Is that not what you want? The difference is you will not go wrong.

Oh.

Yes.

So that is the difference?

Yes.

I said, But how do you know what I want?

But I looked at her shoulders when I said it, and I did that so she would notice. It was almost disgusting. I think it was disgusting.

She shook her head. Perhaps she was ashamed of me.

I smiled. You think you know me but you dont. You dont even know when I am being sarcastic.

She turned her back to me, and resumed walking. I managed not to go after her, nor to call after her. There are times for being funny, this was not one of them. I saw a man spit on the road. It was in regard to me! He was spitting against me!

Shit. What had I done to deserve that. Talking to the woman with the beautiful shoulders. Perhaps he thought it demeaning, that it demeaned us all. He also walked away. Then the chanting began:

Justice for one justice for all.

I looked for the woman but she too had gone.

So many people, they just started chanting, and these slogans. There was nothing wrong with these slogans. I tried to say the words aloud and succeeded. I was pleased. I said the words again. I was laughing, just how I could say them, just as good as anyone.

We all were marching.

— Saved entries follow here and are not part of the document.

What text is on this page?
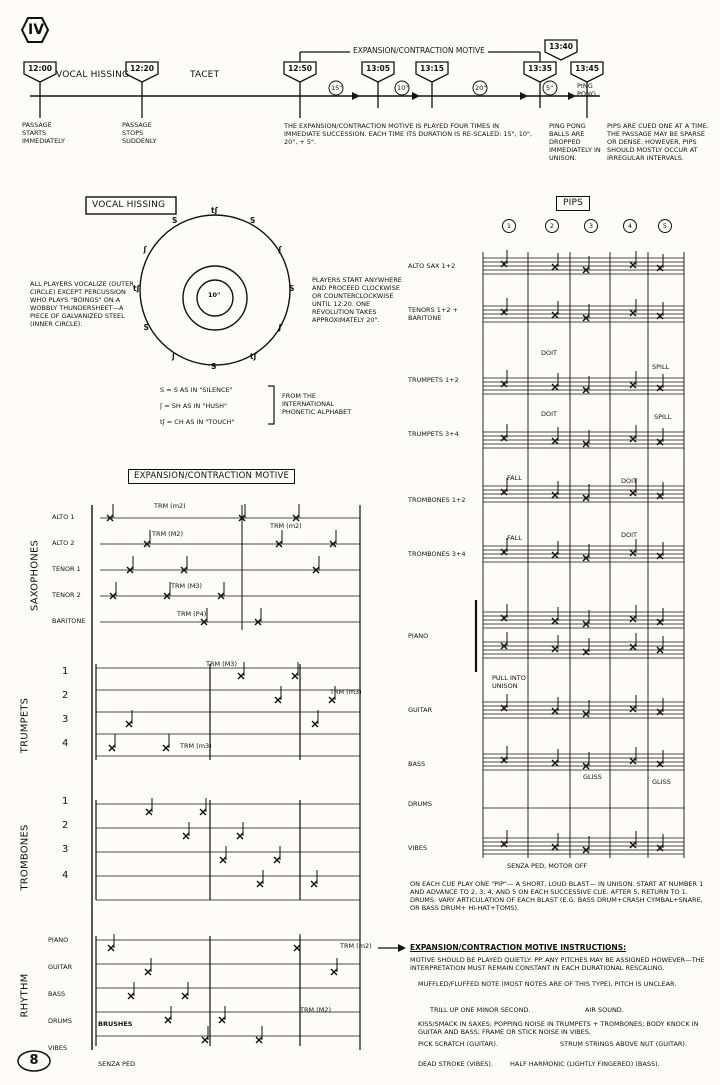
IV
12:00	12:20	12:50	13:05	13:15	13:35
13:40
13:45
VOCAL HISSING	TACET
EXPANSION/CONTRACTION MOTIVE
PING PONG
15"	10"	20"	5"
PASSAGE STARTS IMMEDIATELY
PASSAGE STOPS SUDDENLY
THE EXPANSION/CONTRACTION MOTIVE IS PLAYED FOUR TIMES IN IMMEDIATE SUCCESSION. EACH TIME ITS DURATION IS RE-SCALED: 15", 10", 20", + 5".
PING PONG BALLS ARE DROPPED IMMEDIATELY IN UNISON.
PIPS ARE CUED ONE AT A TIME. THE PASSAGE MAY BE SPARSE OR DENSE. HOWEVER, PIPS SHOULD MOSTLY OCCUR AT IRREGULAR INTERVALS.
VOCAL HISSING
ALL PLAYERS VOCALIZE (OUTER CIRCLE) EXCEPT PERCUSSION WHO PLAYS "BOINGS" ON A WOBBLY THUNDERSHEET—A PIECE OF GALVANIZED STEEL (INNER CIRCLE).
PLAYERS START ANYWHERE AND PROCEED CLOCKWISE OR COUNTERCLOCKWISE UNTIL 12:20. ONE REVOLUTION TAKES APPROXIMATELY 20".
10"
S = S AS IN "SILENCE"
ʃ = SH AS IN "HUSH"
tʃ = CH AS IN "TOUCH"
FROM THE INTERNATIONAL PHONETIC ALPHABET
S
ʃ
tʃ
S
ʃ
S
tʃ
ʃ
S
tʃ
S
ʃ
PIPS
1	2	3	4	5
ALTO SAX 1+2
TENORS 1+2 + BARITONE
TRUMPETS 1+2
TRUMPETS 3+4
TROMBONES 1+2
TROMBONES 3+4
PIANO
GUITAR
BASS
DRUMS
VIBES
DOIT
DOIT
SPILL
SPILL
FALL
FALL
DOIT
DOIT
PULL INTO UNISON
GLISS
GLISS
SENZA PED, MOTOR OFF
ON EACH CUE PLAY ONE "PIP"— A SHORT, LOUD BLAST— IN UNISON. START AT NUMBER 1 AND ADVANCE TO 2, 3, 4, AND 5 ON EACH SUCCESSIVE CUE. AFTER 5, RETURN TO 1. DRUMS: VARY ARTICULATION OF EACH BLAST (E.G. BASS DRUM+CRASH CYMBAL+SNARE, OR BASS DRUM+ HI-HAT+TOMS).
EXPANSION/CONTRACTION MOTIVE
SAXOPHONES
TRUMPETS
TROMBONES
RHYTHM
ALTO 1
ALTO 2
TENOR 1
TENOR 2
BARITONE
1
2
3
4
1
2
3
4
PIANO
GUITAR
BASS
DRUMS
VIBES
BRUSHES
SENZA PED
TRM (m2)
TRM (M2)
TRM (m2)
TRM (M3)
TRM (P4)
TRM (M3)
TRM (m3)
TRM (m3)
TRM (M2)
TRM (m2)	EXPANSION/CONTRACTION MOTIVE INSTRUCTIONS:
MOTIVE SHOULD BE PLAYED QUIETLY: PP. ANY PITCHES MAY BE ASSIGNED HOWEVER—THE INTERPRETATION MUST REMAIN CONSTANT IN EACH DURATIONAL RESCALING.
MUFFLED/FLUFFED NOTE (MOST NOTES ARE OF THIS TYPE), PITCH IS UNCLEAR.
TRILL UP ONE MINOR SECOND.	AIR SOUND.
KISS/SMACK IN SAXES; POPPING NOISE IN TRUMPETS + TROMBONES; BODY KNOCK IN GUITAR AND BASS; FRAME OR STICK NOISE IN VIBES.
PICK SCRATCH (GUITAR).	STRUM STRINGS ABOVE NUT (GUITAR).
DEAD STROKE (VIBES).	HALF HARMONIC (LIGHTLY FINGERED) (BASS).
8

Armed forces march and so do people. We marched over the brow of the hill. I knew the terrain.

I listened to the slogans and knew them as fair. These were good words, except the way I said them they sounded different, they sounded as though different, as if in some way singular, they became words to actually decipher, as opposed to a slogan, the sort that one marches to. I tried to pick up that latter rhythm, the way everyone else had it. Justice for one justice for all. Great rhythms, great slogans but could I do it? Or was I only emulating the passion of these other people? As a boy I missed the beat — I always missed the beat. Now here it was again, half a line behind, I was half a line behind, behind everyone else.